Post-exposure: Post-exposure treatment was studied in adults exposed to the rabies virus. The subjects received 5 doses of the vaccine via the intramuscular route at D0, D3, D7, D14 and D28, as well as rabies immunoglobulins. In all subjects, the serum antibody level exceeded the threshold of 0.5 IU/mL, considered as protective by WHO, from the third injection at D14. For subjects already immunized, the administration of 2 doses 3 days apart (D0 and D3) post-exposure makes it possible to achieve a serum antibody level > 0.5 IU/mL, considered as protective by WHO. The administration of rabies immunoglobulins is not necessary in this case.
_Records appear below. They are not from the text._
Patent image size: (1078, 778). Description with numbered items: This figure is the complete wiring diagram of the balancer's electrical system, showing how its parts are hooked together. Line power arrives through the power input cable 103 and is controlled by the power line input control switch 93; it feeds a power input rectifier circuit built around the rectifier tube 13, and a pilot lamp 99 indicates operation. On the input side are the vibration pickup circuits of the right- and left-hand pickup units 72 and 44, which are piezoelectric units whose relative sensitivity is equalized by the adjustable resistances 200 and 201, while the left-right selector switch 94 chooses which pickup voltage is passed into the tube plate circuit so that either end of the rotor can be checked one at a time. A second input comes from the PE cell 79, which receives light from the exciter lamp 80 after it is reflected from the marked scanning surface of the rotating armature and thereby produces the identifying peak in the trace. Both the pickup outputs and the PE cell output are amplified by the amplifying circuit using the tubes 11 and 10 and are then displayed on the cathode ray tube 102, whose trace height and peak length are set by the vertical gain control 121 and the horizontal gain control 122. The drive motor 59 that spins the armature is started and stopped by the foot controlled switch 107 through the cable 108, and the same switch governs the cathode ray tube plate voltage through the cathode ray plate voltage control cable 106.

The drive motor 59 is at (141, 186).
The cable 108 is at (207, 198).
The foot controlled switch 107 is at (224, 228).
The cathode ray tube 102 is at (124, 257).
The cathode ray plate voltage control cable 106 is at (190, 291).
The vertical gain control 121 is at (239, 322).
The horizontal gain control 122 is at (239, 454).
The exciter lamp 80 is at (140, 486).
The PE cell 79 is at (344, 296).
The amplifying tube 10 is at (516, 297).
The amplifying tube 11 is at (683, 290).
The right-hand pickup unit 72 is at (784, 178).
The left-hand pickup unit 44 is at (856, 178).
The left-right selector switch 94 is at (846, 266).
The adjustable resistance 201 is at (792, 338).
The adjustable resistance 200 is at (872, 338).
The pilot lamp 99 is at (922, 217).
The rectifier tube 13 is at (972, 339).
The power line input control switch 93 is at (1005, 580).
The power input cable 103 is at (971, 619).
Slightly lower mean neutralizing antibody titres may be observed when human rabies immunoglobulins (HRIG) or equine rabies immunoglobulins (ERIG) are administered at the same time as the first two doses of rabies vaccine, in accordance with the Zagreb regimen.
Pharmacokinetics: No pharmacokinetic studies were performed.
Toxicology: Preclinical safety data: Toxicity studies in animals (acute, sub-acute and chronic toxicity) do not indicate any toxic effects or target organ toxicity.